Please note: these services are primarily for small vinegar makers or home vinegar makers. For more accurate reports to meet regulatory or lab research standards, please contact us for a custom quote at

10 Comments on “Vinegar/Kombucha Acidity Testing and Microbiological Analysis Services”

  1. Buenas tarde como me pueden ayudar con el análisis de acidez de mi vinagre si soy de Ecuador ?

    1. Hola, yo puedo ayudarla, pero necesito entender que tipo de equipamento ud. tiene o en cual ciudad vive.

  2. I was wondering about a few questions I had about my kombucha that I basically left going until it went to vinegar! The mother went dry on top and I felt like it pretty much sealed off air to getting to the liquid. Which I’m hoping is fine. But my main question is (until I buy a acidity titration kit) the ph is right at 3.5 but the vinegar has an almost sweet taste to it. I’m guessing from all the unused sugar from my kombucha batch? It honestly tastes amazing but I’ve never had vinegar have such a sweetness to it. It tastes like vinegar up front but then the sweetness lingers! (Also to note I left this batch going for about 3 months maybe longer). I’ve done a few batches of apple cider viner and red wine vinegar but this is my first attempt at a kombucha vinegar?!? Lol thanks your website has been so helpful!

    1. Hi, if 3 months have passed it may be done. A pH of 3.5 is the typical upper limit for completed vinegar and the excess sugar is almost surely the unused sugar from the kombucha batch. However, if you followed the kombucha process the overall acidity may not get too high due to limited yeast fermentation to alcohol. Check the acidity before using it in canning, preserving etc, but it should be fine for cooking.

  3. I’m curious if there is a term or name for what I just made. Started out with a fruit shrub, which is a mixture of sugars, fruit juice or puree and vinegar. So I had some extra and was feeling experimental. I boiled it down with the idea of getting it to hard crack stage to make a hard candy. Well I got it boiled down quite a bit, bubbles climbing high up on the pot. Eventually it got to a stage where this thing is either close to seizing into a solid or potentially burning. So I put it up and the result is a thick syrup. Smelling it the syrup glaze smells like balsamic vinegar. Made me think of balsamic vinegar glaze. Is it a balsamic vinegar glaze? I don’t know, especially since I don’t know what technically allows one to call it such a thing. Certainly not traditional as it follows none of the conventional or material sources to call it so. But it does smell quite strongly if vinegar, used acv in my concoction by the way. So I don’t know. It seems like something I’d put on ice cream, salads, chocolate barks. Thanks for reading,looking forward to feedback.

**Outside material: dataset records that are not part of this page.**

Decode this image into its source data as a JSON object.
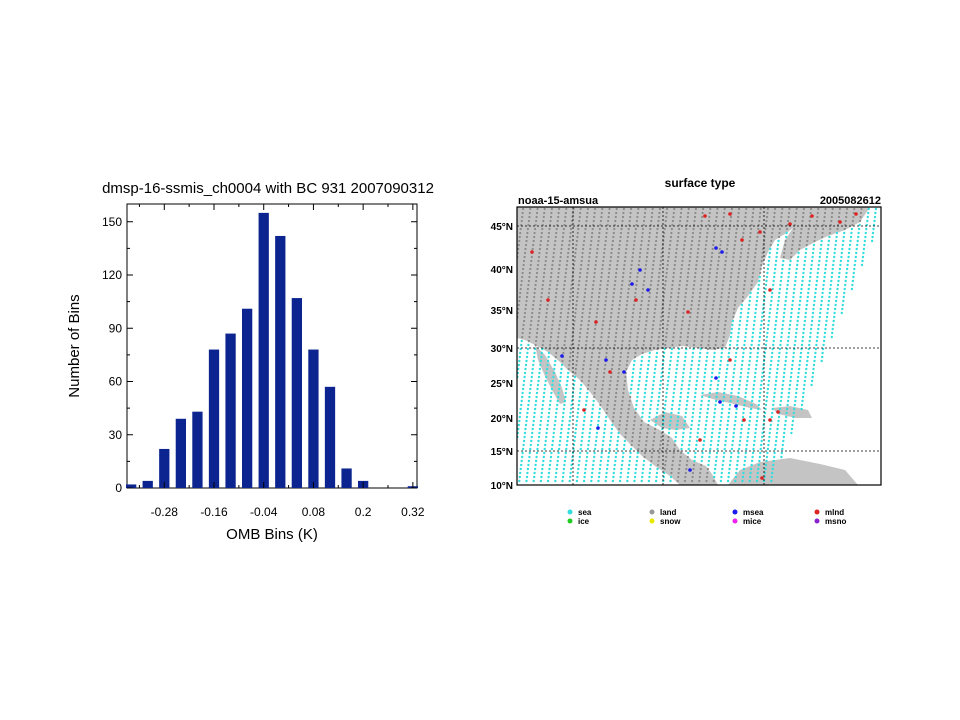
{
  "chart_data": [
    {
      "type": "bar",
      "title": "dmsp-16-ssmis_ch0004 with BC  931   2007090312",
      "xlabel": "OMB Bins (K)",
      "ylabel": "Number of Bins",
      "x_ticks": [
        "-0.28",
        "-0.16",
        "-0.04",
        "0.08",
        "0.2",
        "0.32"
      ],
      "y_ticks": [
        "0",
        "30",
        "60",
        "90",
        "120",
        "150"
      ],
      "ylim": [
        0,
        160
      ],
      "bar_color": "#0b2490",
      "bins": [
        -0.36,
        -0.32,
        -0.28,
        -0.24,
        -0.2,
        -0.16,
        -0.12,
        -0.08,
        -0.04,
        0.0,
        0.04,
        0.08,
        0.12,
        0.16,
        0.2,
        0.24,
        0.28,
        0.32
      ],
      "values": [
        2,
        4,
        22,
        39,
        43,
        78,
        87,
        101,
        155,
        142,
        107,
        78,
        57,
        11,
        4,
        0,
        0,
        1
      ]
    },
    {
      "type": "map",
      "title": "surface type",
      "left_label": "noaa-15-amsua",
      "right_label": "2005082612",
      "lat_labels": [
        "45°N",
        "40°N",
        "35°N",
        "30°N",
        "25°N",
        "20°N",
        "15°N",
        "10°N"
      ],
      "legend": [
        {
          "label": "sea",
          "color": "#33dddd"
        },
        {
          "label": "ice",
          "color": "#22cc22"
        },
        {
          "label": "land",
          "color": "#999999"
        },
        {
          "label": "snow",
          "color": "#e8e800"
        },
        {
          "label": "msea",
          "color": "#1a1aee"
        },
        {
          "label": "mice",
          "color": "#ee22ee"
        },
        {
          "label": "mlnd",
          "color": "#dd2222"
        },
        {
          "label": "msno",
          "color": "#8822cc"
        }
      ]
    }
  ]
}
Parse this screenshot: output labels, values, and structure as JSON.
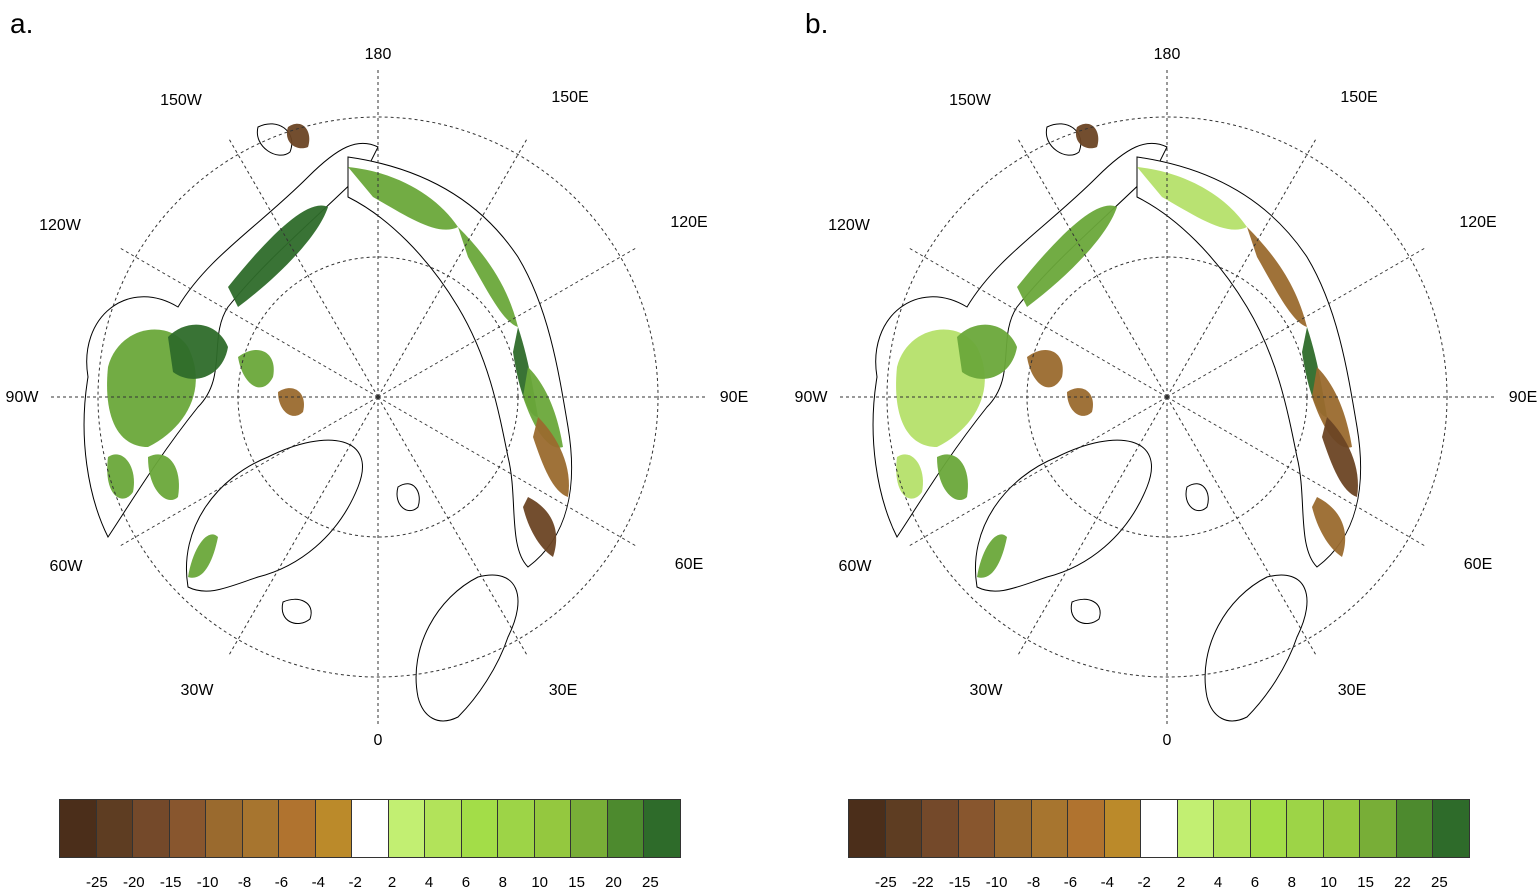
{
  "panels": [
    {
      "letter": "a.",
      "lon_labels": [
        "180",
        "150E",
        "120E",
        "90E",
        "60E",
        "30E",
        "0",
        "30W",
        "60W",
        "90W",
        "120W",
        "150W"
      ],
      "colorbar": {
        "colors": [
          "#4b2e1a",
          "#5e3d22",
          "#74492a",
          "#88562e",
          "#9a6a2e",
          "#a7752f",
          "#b0732f",
          "#bb8a2a",
          "#ffffff",
          "#c2ef72",
          "#b2e35a",
          "#a3dd48",
          "#9dd447",
          "#94c83f",
          "#78ae37",
          "#4d8a2e",
          "#2e6b2a"
        ],
        "labels": [
          "-25",
          "-20",
          "-15",
          "-10",
          "-8",
          "-6",
          "-4",
          "-2",
          "2",
          "4",
          "6",
          "8",
          "10",
          "15",
          "20",
          "25"
        ]
      }
    },
    {
      "letter": "b.",
      "lon_labels": [
        "180",
        "150E",
        "120E",
        "90E",
        "60E",
        "30E",
        "0",
        "30W",
        "60W",
        "90W",
        "120W",
        "150W"
      ],
      "colorbar": {
        "colors": [
          "#4b2e1a",
          "#5e3d22",
          "#74492a",
          "#88562e",
          "#9a6a2e",
          "#a7752f",
          "#b0732f",
          "#bb8a2a",
          "#ffffff",
          "#c2ef72",
          "#b2e35a",
          "#a3dd48",
          "#9dd447",
          "#94c83f",
          "#78ae37",
          "#4d8a2e",
          "#2e6b2a"
        ],
        "labels": [
          "-25",
          "-22",
          "-15",
          "-10",
          "-8",
          "-6",
          "-4",
          "-2",
          "2",
          "4",
          "6",
          "8",
          "10",
          "15",
          "22",
          "25"
        ]
      }
    }
  ],
  "palette": {
    "green_dark": "#2e6b2a",
    "green_mid": "#6aa83a",
    "green_light": "#b5e06a",
    "brown_dark": "#6b4424",
    "brown_mid": "#9a6a2e"
  }
}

    1. Hi, one of the key ingredients in all balsamic vinegars is grape must made from boiled down grape juice. So what you made is possibly the fruit shrub version. You could call it fruit shrub balsamic without any issues. Not sure how strong your vinegar is but balsamic is typically around 6% acidity. Sounds yummy.

  4. Hello! Can you recommend how to check acidity for my homemade vinegar in Bali? Cannot find local labs.